注文したのは『書物の破壊の世界史』という縁起でもない本。古今東西、本がどう焼かれてきたのかをまとめた良書。700ページを越える大著です。
さらに、かの書房の書棚から、買おうと思っていた『ミステリマガジン シャーロックホームズ特集』見つけ、立命館中高校の文芸誌(無料)ももらってきました。本を買うと幸せな気持ちになりますね。
↓かの書房については北海道書店ナビさんが記事を書いてます。
http://www.syoten-navi.com/entry/2019/03/19/090000
新聞記者映画の傑作たち
今さら『ペンタゴン・ペーパーズ』観る。
70年代のアメリカを舞台にした映画だけど、確実にいまを描き出す。普遍的ということは、こういうことなんだろう。

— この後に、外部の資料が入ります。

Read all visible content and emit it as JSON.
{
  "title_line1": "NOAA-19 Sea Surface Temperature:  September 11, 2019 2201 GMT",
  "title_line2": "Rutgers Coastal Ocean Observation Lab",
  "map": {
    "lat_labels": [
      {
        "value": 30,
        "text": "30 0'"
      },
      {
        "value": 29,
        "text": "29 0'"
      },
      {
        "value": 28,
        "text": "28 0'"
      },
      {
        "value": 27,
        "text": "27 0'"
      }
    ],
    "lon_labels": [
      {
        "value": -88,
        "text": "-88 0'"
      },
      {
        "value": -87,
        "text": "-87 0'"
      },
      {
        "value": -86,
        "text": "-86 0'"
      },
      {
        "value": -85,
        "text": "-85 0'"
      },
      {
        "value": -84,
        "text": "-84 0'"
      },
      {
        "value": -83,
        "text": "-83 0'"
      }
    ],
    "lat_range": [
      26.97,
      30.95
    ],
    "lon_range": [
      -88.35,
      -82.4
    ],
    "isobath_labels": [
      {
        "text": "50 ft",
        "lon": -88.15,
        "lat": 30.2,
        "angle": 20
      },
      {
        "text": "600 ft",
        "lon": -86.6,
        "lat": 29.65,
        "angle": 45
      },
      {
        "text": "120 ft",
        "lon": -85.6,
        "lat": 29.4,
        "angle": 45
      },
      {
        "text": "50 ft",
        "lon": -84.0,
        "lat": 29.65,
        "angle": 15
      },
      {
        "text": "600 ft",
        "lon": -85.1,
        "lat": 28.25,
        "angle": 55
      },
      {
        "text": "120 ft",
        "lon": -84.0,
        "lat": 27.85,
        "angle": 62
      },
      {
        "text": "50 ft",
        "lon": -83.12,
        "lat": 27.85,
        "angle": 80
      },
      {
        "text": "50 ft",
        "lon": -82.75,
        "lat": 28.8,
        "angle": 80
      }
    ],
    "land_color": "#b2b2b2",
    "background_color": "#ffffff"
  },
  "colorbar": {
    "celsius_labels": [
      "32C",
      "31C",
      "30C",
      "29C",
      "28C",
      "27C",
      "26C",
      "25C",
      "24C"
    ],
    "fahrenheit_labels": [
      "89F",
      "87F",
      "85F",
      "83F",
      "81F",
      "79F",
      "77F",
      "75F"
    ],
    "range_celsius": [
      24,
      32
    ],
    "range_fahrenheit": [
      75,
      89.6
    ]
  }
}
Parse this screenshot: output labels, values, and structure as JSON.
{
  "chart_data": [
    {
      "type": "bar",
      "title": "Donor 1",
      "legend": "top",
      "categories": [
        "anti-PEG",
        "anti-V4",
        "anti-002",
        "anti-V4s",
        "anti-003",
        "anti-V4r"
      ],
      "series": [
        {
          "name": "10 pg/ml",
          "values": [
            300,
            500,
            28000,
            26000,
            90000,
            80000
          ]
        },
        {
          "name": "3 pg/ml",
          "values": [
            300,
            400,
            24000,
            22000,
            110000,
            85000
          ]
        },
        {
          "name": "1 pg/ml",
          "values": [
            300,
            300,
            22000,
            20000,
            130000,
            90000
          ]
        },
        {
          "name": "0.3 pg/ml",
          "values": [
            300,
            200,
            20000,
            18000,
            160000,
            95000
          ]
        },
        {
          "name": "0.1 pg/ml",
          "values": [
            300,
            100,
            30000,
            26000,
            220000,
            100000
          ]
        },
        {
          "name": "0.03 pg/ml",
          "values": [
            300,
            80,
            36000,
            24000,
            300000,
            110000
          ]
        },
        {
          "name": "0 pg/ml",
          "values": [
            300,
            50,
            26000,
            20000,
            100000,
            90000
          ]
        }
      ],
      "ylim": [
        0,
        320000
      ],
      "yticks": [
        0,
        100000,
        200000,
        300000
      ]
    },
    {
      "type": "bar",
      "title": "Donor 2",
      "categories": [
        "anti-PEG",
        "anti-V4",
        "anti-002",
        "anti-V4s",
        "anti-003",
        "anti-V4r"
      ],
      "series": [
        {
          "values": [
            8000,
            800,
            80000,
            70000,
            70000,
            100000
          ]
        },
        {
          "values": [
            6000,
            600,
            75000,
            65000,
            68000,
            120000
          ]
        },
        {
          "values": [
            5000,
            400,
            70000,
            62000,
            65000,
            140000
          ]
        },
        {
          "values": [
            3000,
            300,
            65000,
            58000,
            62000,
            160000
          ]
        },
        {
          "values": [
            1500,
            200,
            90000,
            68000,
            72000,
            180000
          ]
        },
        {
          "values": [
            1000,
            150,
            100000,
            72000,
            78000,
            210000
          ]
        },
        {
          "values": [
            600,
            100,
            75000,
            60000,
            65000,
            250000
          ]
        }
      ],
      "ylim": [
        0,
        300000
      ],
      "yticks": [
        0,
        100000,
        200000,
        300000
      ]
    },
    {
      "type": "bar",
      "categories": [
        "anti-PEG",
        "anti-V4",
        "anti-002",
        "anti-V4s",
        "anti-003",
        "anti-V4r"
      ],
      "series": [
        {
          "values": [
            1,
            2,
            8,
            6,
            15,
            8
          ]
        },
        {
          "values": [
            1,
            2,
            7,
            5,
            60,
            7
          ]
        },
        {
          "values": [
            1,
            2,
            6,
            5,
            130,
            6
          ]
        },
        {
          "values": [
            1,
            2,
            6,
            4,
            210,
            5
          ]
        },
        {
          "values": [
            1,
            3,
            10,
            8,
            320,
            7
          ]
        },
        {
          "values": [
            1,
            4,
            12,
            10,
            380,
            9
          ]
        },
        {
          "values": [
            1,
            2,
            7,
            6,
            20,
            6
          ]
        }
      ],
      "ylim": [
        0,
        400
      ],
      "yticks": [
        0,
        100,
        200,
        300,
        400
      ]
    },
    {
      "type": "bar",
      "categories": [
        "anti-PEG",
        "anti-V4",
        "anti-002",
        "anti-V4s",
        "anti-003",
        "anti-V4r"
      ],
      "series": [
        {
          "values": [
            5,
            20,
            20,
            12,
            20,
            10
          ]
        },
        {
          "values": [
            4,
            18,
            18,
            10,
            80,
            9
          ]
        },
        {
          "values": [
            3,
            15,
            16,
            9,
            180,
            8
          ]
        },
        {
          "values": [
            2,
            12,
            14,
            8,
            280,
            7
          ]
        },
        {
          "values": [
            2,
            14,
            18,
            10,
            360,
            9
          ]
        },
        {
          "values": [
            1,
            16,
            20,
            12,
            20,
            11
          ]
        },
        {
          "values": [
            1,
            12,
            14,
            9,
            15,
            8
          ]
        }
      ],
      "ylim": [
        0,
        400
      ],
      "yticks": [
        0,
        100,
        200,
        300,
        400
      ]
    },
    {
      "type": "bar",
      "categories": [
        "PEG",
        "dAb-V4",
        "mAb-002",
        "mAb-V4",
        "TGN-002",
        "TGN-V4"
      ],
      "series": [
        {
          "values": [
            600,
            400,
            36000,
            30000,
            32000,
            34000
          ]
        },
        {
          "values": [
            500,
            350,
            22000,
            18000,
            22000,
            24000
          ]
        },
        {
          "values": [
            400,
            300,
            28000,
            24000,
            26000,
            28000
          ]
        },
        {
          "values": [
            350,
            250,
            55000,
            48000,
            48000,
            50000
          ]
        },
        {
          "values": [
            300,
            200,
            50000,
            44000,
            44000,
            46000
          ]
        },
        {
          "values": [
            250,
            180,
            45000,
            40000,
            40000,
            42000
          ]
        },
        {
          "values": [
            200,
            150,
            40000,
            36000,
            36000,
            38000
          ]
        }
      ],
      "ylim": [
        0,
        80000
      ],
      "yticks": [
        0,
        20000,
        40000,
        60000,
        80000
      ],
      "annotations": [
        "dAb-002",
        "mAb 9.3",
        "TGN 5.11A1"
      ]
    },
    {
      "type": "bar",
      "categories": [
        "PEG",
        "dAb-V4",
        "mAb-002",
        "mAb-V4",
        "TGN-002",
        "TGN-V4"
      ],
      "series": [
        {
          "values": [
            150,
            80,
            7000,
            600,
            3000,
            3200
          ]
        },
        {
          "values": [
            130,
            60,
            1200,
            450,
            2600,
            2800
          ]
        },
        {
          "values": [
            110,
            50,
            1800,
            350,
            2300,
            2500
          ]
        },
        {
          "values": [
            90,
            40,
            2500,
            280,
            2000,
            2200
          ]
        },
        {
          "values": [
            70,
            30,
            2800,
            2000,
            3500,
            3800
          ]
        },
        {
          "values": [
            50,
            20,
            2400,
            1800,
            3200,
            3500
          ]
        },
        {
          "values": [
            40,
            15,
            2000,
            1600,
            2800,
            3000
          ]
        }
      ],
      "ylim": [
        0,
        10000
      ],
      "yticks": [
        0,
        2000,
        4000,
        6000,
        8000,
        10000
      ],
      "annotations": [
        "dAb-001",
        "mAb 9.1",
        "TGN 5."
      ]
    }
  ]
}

この1年後、同じくワシントン・ポスト紙の記者たちの奮闘を追う歴史的名作『大統領の陰謀』の舞台、すなわちウォーター・ゲート事件が起こる。『大統領の陰謀』はいま観てもスリリングかつ切れ味最高の映画。
監督アラン・J・パクラは2年前に『パララックス・ビュー』というとても変な陰謀論映画を撮っているのだけど、その偏執狂的な部分が観客には受け入れずらかった。しかしウォーターゲート事件は陰謀が現実となってしまった。大統領が敵対する民主党に盗聴器を仕掛けようとしていたのだ。
現実がフィクションの陰謀論を越えてしまった。大統領が本当に陰謀を企てていたのだ。そうして監督パクラは最高の題材を得た。前作『パララックス・ビュー』で見せた、執拗に真実を追う姿勢をワシントン・ポスト紙の記者2名に託し、地味かつ丁寧な取材攻勢をパキパキとした歯切れのいい展開で見せていく。傑作だ。
現代、日本。報道記者はこの映画を観てるだろうか。観ておきながら、いまの姿勢、自分自身を許せるだろうか。忘れたふりして権力におもねっているのだろうか。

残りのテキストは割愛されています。